One of the panels I was most excited to be covering was the spotlight on Jeff Smith. I have been a huge fan of Jeff’s work since I picked up issue 8 of Bone at my local comic store. Reading the adventures of the Bone cousins always reminded me of the first time I read The Hobbit. I managed to get a seat in the second row, right in front of the podium where Smith would be speaking.
Smith self moderated the panel, and opened things up discussing RASL. Smith discussed the process of creating RASL and how he spent a lot of time on research, as he wanted the science to be as real as possible. He said he was looking to do an Arthur C. Clarke book, with Dashiell Hammett characters.
For the last six months, Smith has been preparing to release the collected RASL. He has been adding pages to the story, cleaning things up, and having it colored. Smith brought on Steve Hamaker, the colorist for the Bone Scholastic color books, as the colorist. The book is set to be released in September, and is available for preorder now from Amazon.
Smith next talked about what he is going to work on next. As previously reported, Smith will be coming out with a new title called Tuki Save The Humans. Tuki will combine the humor and fantasy that Smith had missed from his time working on Bone. It will take place 2,000,000 years ago, and Tuki will be Homo Erectus. The story is during the Ice Age, and the moisture has been sucked out of Africa, creating a desert. Tuki goes on journey to leave Africe, to become the first human to ever leave Africa. Along the way, all of Africa will try to stop Tuki – the animal spirits, humans, creatures, and more.

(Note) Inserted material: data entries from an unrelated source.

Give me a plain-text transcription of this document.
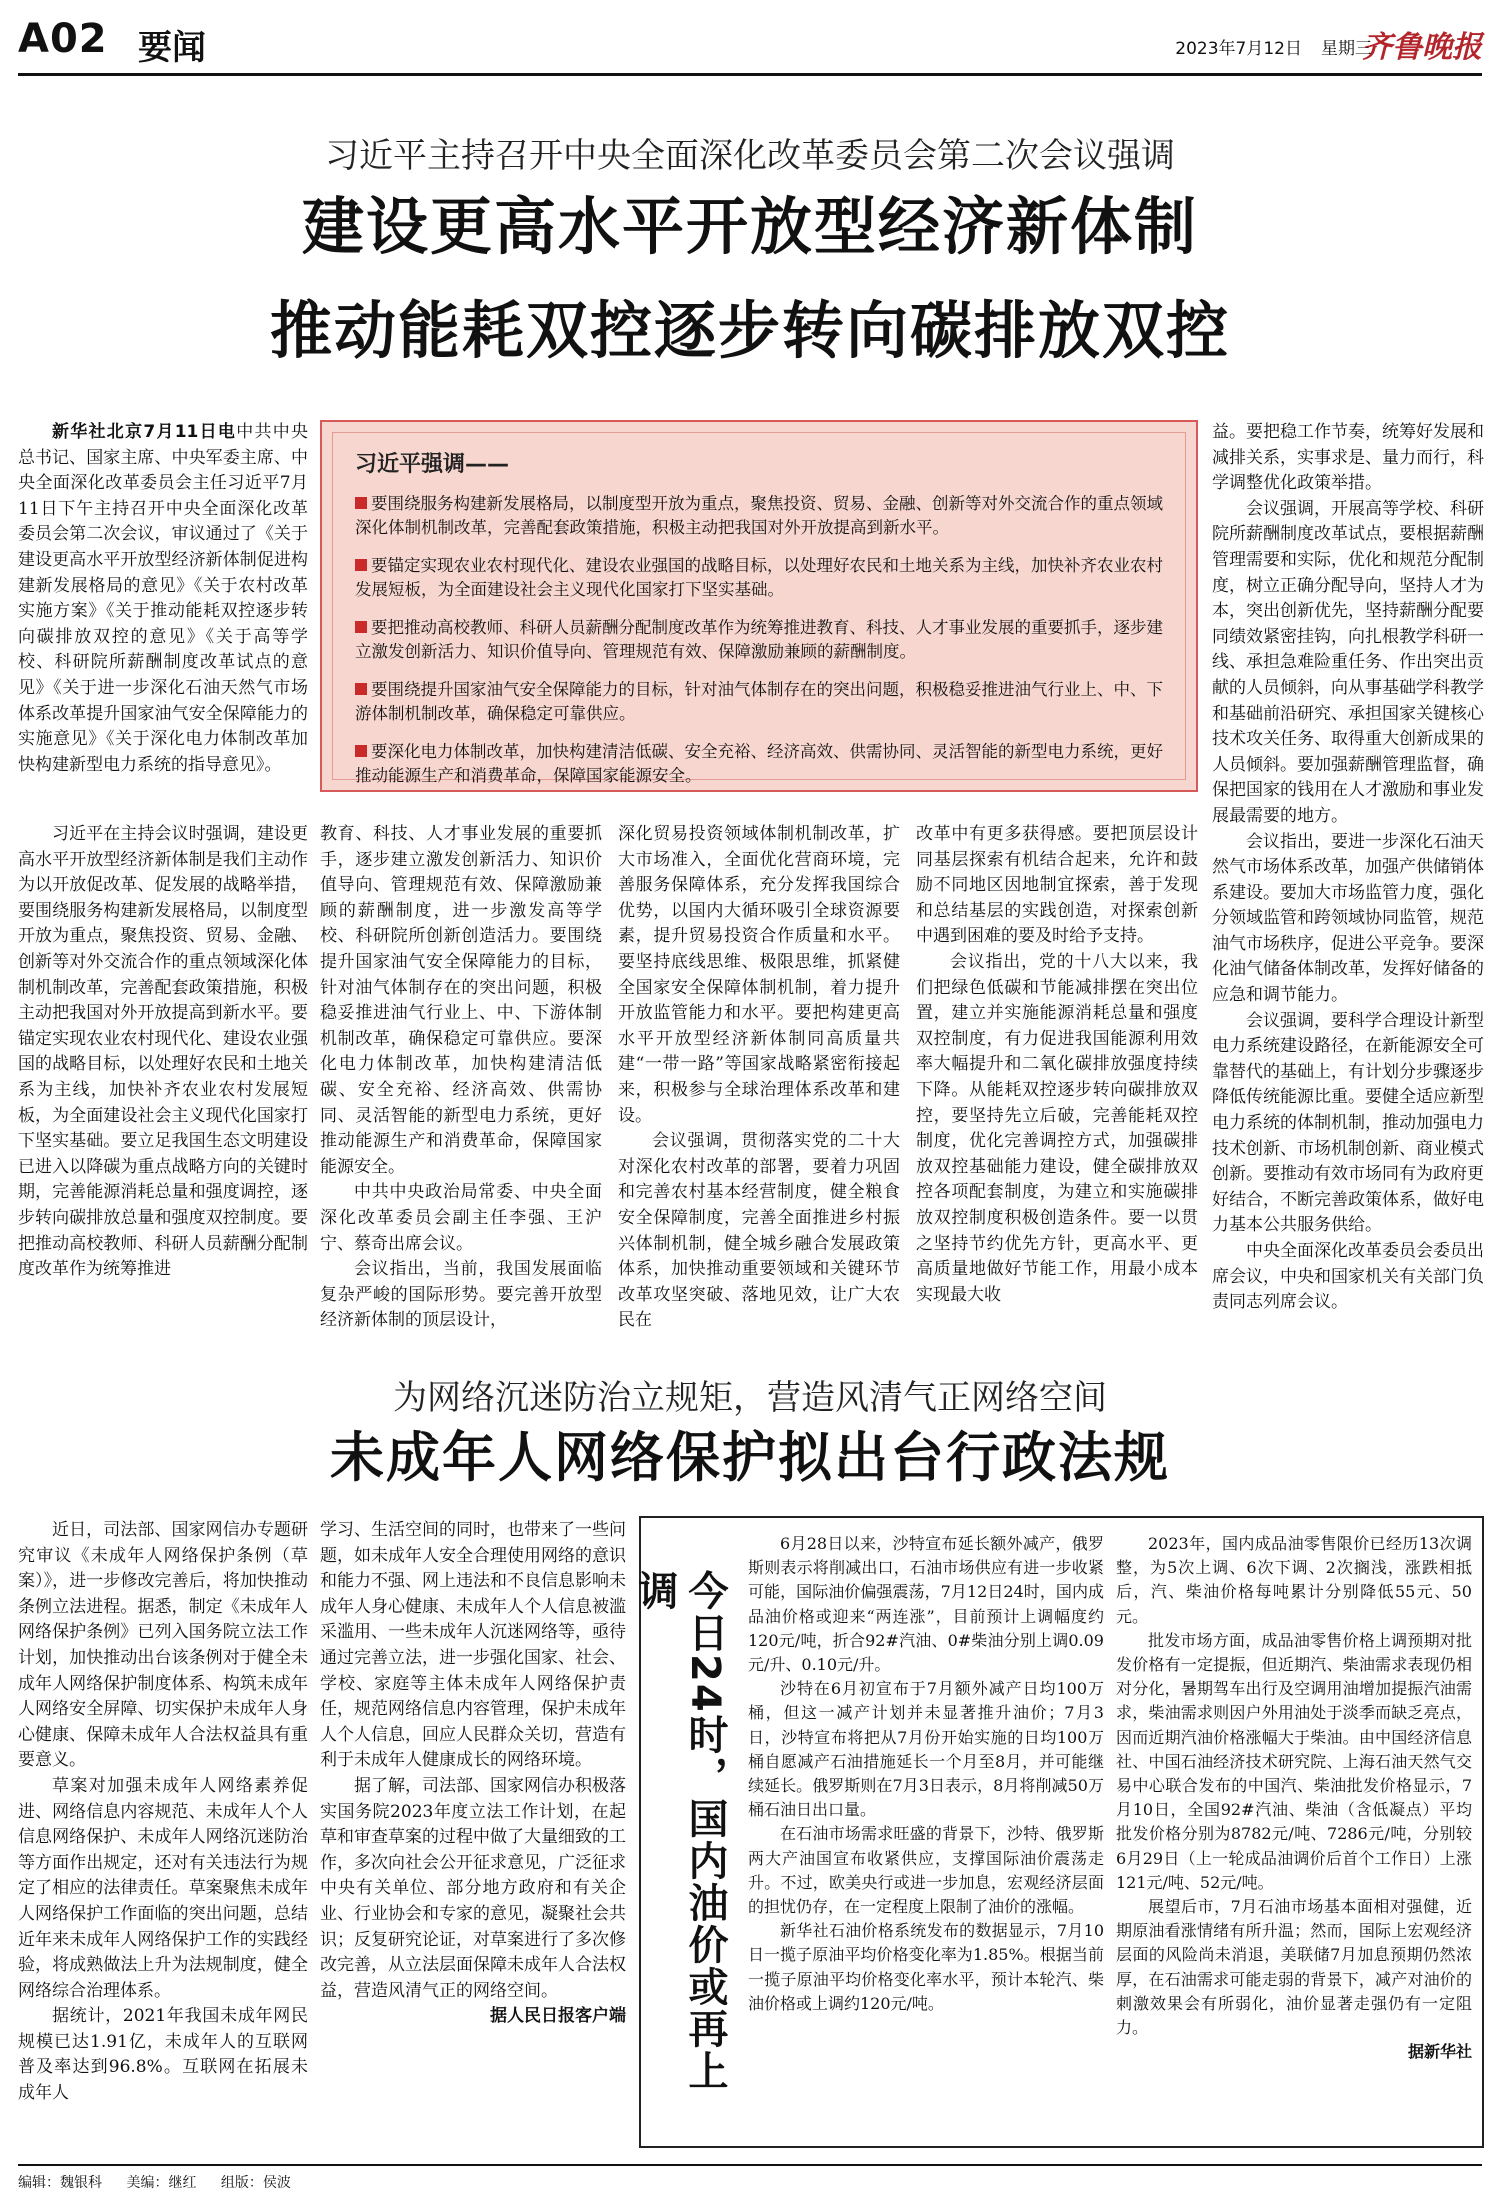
A02 要闻	2023年7月12日 星期三
齐鲁晚报
习近平主持召开中央全面深化改革委员会第二次会议强调
建设更高水平开放型经济新体制
推动能耗双控逐步转向碳排放双控

新华社北京7月11日电中共中央总书记、国家主席、中央军委主席、中央全面深化改革委员会主任习近平7月11日下午主持召开中央全面深化改革委员会第二次会议，审议通过了《关于建设更高水平开放型经济新体制促进构建新发展格局的意见》《关于农村改革实施方案》《关于推动能耗双控逐步转向碳排放双控的意见》《关于高等学校、科研院所薪酬制度改革试点的意见》《关于进一步深化石油天然气市场体系改革提升国家油气安全保障能力的实施意见》《关于深化电力体制改革加快构建新型电力系统的指导意见》。

习近平强调——
要围绕服务构建新发展格局，以制度型开放为重点，聚焦投资、贸易、金融、创新等对外交流合作的重点领域深化体制机制改革，完善配套政策措施，积极主动把我国对外开放提高到新水平。
要锚定实现农业农村现代化、建设农业强国的战略目标，以处理好农民和土地关系为主线，加快补齐农业农村发展短板，为全面建设社会主义现代化国家打下坚实基础。
要把推动高校教师、科研人员薪酬分配制度改革作为统筹推进教育、科技、人才事业发展的重要抓手，逐步建立激发创新活力、知识价值导向、管理规范有效、保障激励兼顾的薪酬制度。
要围绕提升国家油气安全保障能力的目标，针对油气体制存在的突出问题，积极稳妥推进油气行业上、中、下游体制机制改革，确保稳定可靠供应。
要深化电力体制改革，加快构建清洁低碳、安全充裕、经济高效、供需协同、灵活智能的新型电力系统，更好推动能源生产和消费革命，保障国家能源安全。

益。要把稳工作节奏，统筹好发展和减排关系，实事求是、量力而行，科学调整优化政策举措。

会议强调，开展高等学校、科研院所薪酬制度改革试点，要根据薪酬管理需要和实际，优化和规范分配制度，树立正确分配导向，坚持人才为本，突出创新优先，坚持薪酬分配要同绩效紧密挂钩，向扎根教学科研一线、承担急难险重任务、作出突出贡献的人员倾斜，向从事基础学科教学和基础前沿研究、承担国家关键核心技术攻关任务、取得重大创新成果的人员倾斜。要加强薪酬管理监督，确保把国家的钱用在人才激励和事业发展最需要的地方。

会议指出，要进一步深化石油天然气市场体系改革，加强产供储销体系建设。要加大市场监管力度，强化分领域监管和跨领域协同监管，规范油气市场秩序，促进公平竞争。要深化油气储备体制改革，发挥好储备的应急和调节能力。

会议强调，要科学合理设计新型电力系统建设路径，在新能源安全可靠替代的基础上，有计划分步骤逐步降低传统能源比重。要健全适应新型电力系统的体制机制，推动加强电力技术创新、市场机制创新、商业模式创新。要推动有效市场同有为政府更好结合，不断完善政策体系，做好电力基本公共服务供给。

中央全面深化改革委员会委员出席会议，中央和国家机关有关部门负责同志列席会议。

习近平在主持会议时强调，建设更高水平开放型经济新体制是我们主动作为以开放促改革、促发展的战略举措，要围绕服务构建新发展格局，以制度型开放为重点，聚焦投资、贸易、金融、创新等对外交流合作的重点领域深化体制机制改革，完善配套政策措施，积极主动把我国对外开放提高到新水平。要锚定实现农业农村现代化、建设农业强国的战略目标，以处理好农民和土地关系为主线，加快补齐农业农村发展短板，为全面建设社会主义现代化国家打下坚实基础。要立足我国生态文明建设已进入以降碳为重点战略方向的关键时期，完善能源消耗总量和强度调控，逐步转向碳排放总量和强度双控制度。要把推动高校教师、科研人员薪酬分配制度改革作为统筹推进

教育、科技、人才事业发展的重要抓手，逐步建立激发创新活力、知识价值导向、管理规范有效、保障激励兼顾的薪酬制度，进一步激发高等学校、科研院所创新创造活力。要围绕提升国家油气安全保障能力的目标，针对油气体制存在的突出问题，积极稳妥推进油气行业上、中、下游体制机制改革，确保稳定可靠供应。要深化电力体制改革，加快构建清洁低碳、安全充裕、经济高效、供需协同、灵活智能的新型电力系统，更好推动能源生产和消费革命，保障国家能源安全。

中共中央政治局常委、中央全面深化改革委员会副主任李强、王沪宁、蔡奇出席会议。

会议指出，当前，我国发展面临复杂严峻的国际形势。要完善开放型经济新体制的顶层设计，

深化贸易投资领域体制机制改革，扩大市场准入，全面优化营商环境，完善服务保障体系，充分发挥我国综合优势，以国内大循环吸引全球资源要素，提升贸易投资合作质量和水平。要坚持底线思维、极限思维，抓紧健全国家安全保障体制机制，着力提升开放监管能力和水平。要把构建更高水平开放型经济新体制同高质量共建“一带一路”等国家战略紧密衔接起来，积极参与全球治理体系改革和建设。

会议强调，贯彻落实党的二十大对深化农村改革的部署，要着力巩固和完善农村基本经营制度，健全粮食安全保障制度，完善全面推进乡村振兴体制机制，健全城乡融合发展政策体系，加快推动重要领域和关键环节改革攻坚突破、落地见效，让广大农民在

改革中有更多获得感。要把顶层设计同基层探索有机结合起来，允许和鼓励不同地区因地制宜探索，善于发现和总结基层的实践创造，对探索创新中遇到困难的要及时给予支持。

会议指出，党的十八大以来，我们把绿色低碳和节能减排摆在突出位置，建立并实施能源消耗总量和强度双控制度，有力促进我国能源利用效率大幅提升和二氧化碳排放强度持续下降。从能耗双控逐步转向碳排放双控，要坚持先立后破，完善能耗双控制度，优化完善调控方式，加强碳排放双控基础能力建设，健全碳排放双控各项配套制度，为建立和实施碳排放双控制度积极创造条件。要一以贯之坚持节约优先方针，更高水平、更高质量地做好节能工作，用最小成本实现最大收

为网络沉迷防治立规矩，营造风清气正网络空间
未成年人网络保护拟出台行政法规

近日，司法部、国家网信办专题研究审议《未成年人网络保护条例（草案）》，进一步修改完善后，将加快推动条例立法进程。据悉，制定《未成年人网络保护条例》已列入国务院立法工作计划，加快推动出台该条例对于健全未成年人网络保护制度体系、构筑未成年人网络安全屏障、切实保护未成年人身心健康、保障未成年人合法权益具有重要意义。

草案对加强未成年人网络素养促进、网络信息内容规范、未成年人个人信息网络保护、未成年人网络沉迷防治等方面作出规定，还对有关违法行为规定了相应的法律责任。草案聚焦未成年人网络保护工作面临的突出问题，总结近年来未成年人网络保护工作的实践经验，将成熟做法上升为法规制度，健全网络综合治理体系。

据统计，2021年我国未成年网民规模已达1.91亿，未成年人的互联网普及率达到96.8%。互联网在拓展未成年人

学习、生活空间的同时，也带来了一些问题，如未成年人安全合理使用网络的意识和能力不强、网上违法和不良信息影响未成年人身心健康、未成年人个人信息被滥采滥用、一些未成年人沉迷网络等，亟待通过完善立法，进一步强化国家、社会、学校、家庭等主体未成年人网络保护责任，规范网络信息内容管理，保护未成年人个人信息，回应人民群众关切，营造有利于未成年人健康成长的网络环境。

据了解，司法部、国家网信办积极落实国务院2023年度立法工作计划，在起草和审查草案的过程中做了大量细致的工作，多次向社会公开征求意见，广泛征求中央有关单位、部分地方政府和有关企业、行业协会和专家的意见，凝聚社会共识；反复研究论证，对草案进行了多次修改完善，从立法层面保障未成年人合法权益，营造风清气正的网络空间。

据人民日报客户端 今日24时，国内油价或再上调

6月28日以来，沙特宣布延长额外减产，俄罗斯则表示将削减出口，石油市场供应有进一步收紧可能，国际油价偏强震荡，7月12日24时，国内成品油价格或迎来“两连涨”，目前预计上调幅度约120元/吨，折合92#汽油、0#柴油分别上调0.09元/升、0.10元/升。

沙特在6月初宣布于7月额外减产日均100万桶，但这一减产计划并未显著推升油价；7月3日，沙特宣布将把从7月份开始实施的日均100万桶自愿减产石油措施延长一个月至8月，并可能继续延长。俄罗斯则在7月3日表示，8月将削减50万桶石油日出口量。

在石油市场需求旺盛的背景下，沙特、俄罗斯两大产油国宣布收紧供应，支撑国际油价震荡走升。不过，欧美央行或进一步加息，宏观经济层面的担忧仍存，在一定程度上限制了油价的涨幅。

新华社石油价格系统发布的数据显示，7月10日一揽子原油平均价格变化率为1.85%。根据当前一揽子原油平均价格变化率水平，预计本轮汽、柴油价格或上调约120元/吨。

2023年，国内成品油零售限价已经历13次调整，为5次上调、6次下调、2次搁浅，涨跌相抵后，汽、柴油价格每吨累计分别降低55元、50元。

批发市场方面，成品油零售价格上调预期对批发价格有一定提振，但近期汽、柴油需求表现仍相对分化，暑期驾车出行及空调用油增加提振汽油需求，柴油需求则因户外用油处于淡季而缺乏亮点，因而近期汽油价格涨幅大于柴油。由中国经济信息社、中国石油经济技术研究院、上海石油天然气交易中心联合发布的中国汽、柴油批发价格显示，7月10日，全国92#汽油、柴油（含低凝点）平均批发价格分别为8782元/吨、7286元/吨，分别较6月29日（上一轮成品油调价后首个工作日）上涨121元/吨、52元/吨。

展望后市，7月石油市场基本面相对强健，近期原油看涨情绪有所升温；然而，国际上宏观经济层面的风险尚未消退，美联储7月加息预期仍然浓厚，在石油需求可能走弱的背景下，减产对油价的刺激效果会有所弱化，油价显著走强仍有一定阻力。

据新华社

编辑：魏银科 美编：继红 组版：侯波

Unlike Bone and RASL, Tuki will be in color from the beginning. Smith intends to release it as a weekly free web comic. Eventually he will release chapters or arcs as books for sale. Tuki will something that kids will be able to read, and as his editor at Scholastic has been pushing for more books from Smith, Scholastic will likely eventually publish it.
Smith was asked about the Bone movie, and he said Warner Bros. is still spending money on developing it, even five years, so as far as he knows it will eventually happen.
I was able to ask Smith about the IDW Artist’s Edition of Bone: The Great Cow Race, that had been announced the day before at the IDW Artist’s Edition panel. I wanted to know if I could maybe have the entire Bone story in the Artist’s Edition format. Smith said he was very encouraged by the reaction to the audience at the idea of releasing all nine books as Artist’s Editions. I asked what he thought of having been able to release and sell Bone originally as a black and white book, then color, and now as books of his original drawings. He responded that he was very excited that he found another way for people to buy the book.
The panel left me very excited to see a lot more work from Jeff Smith in the near future.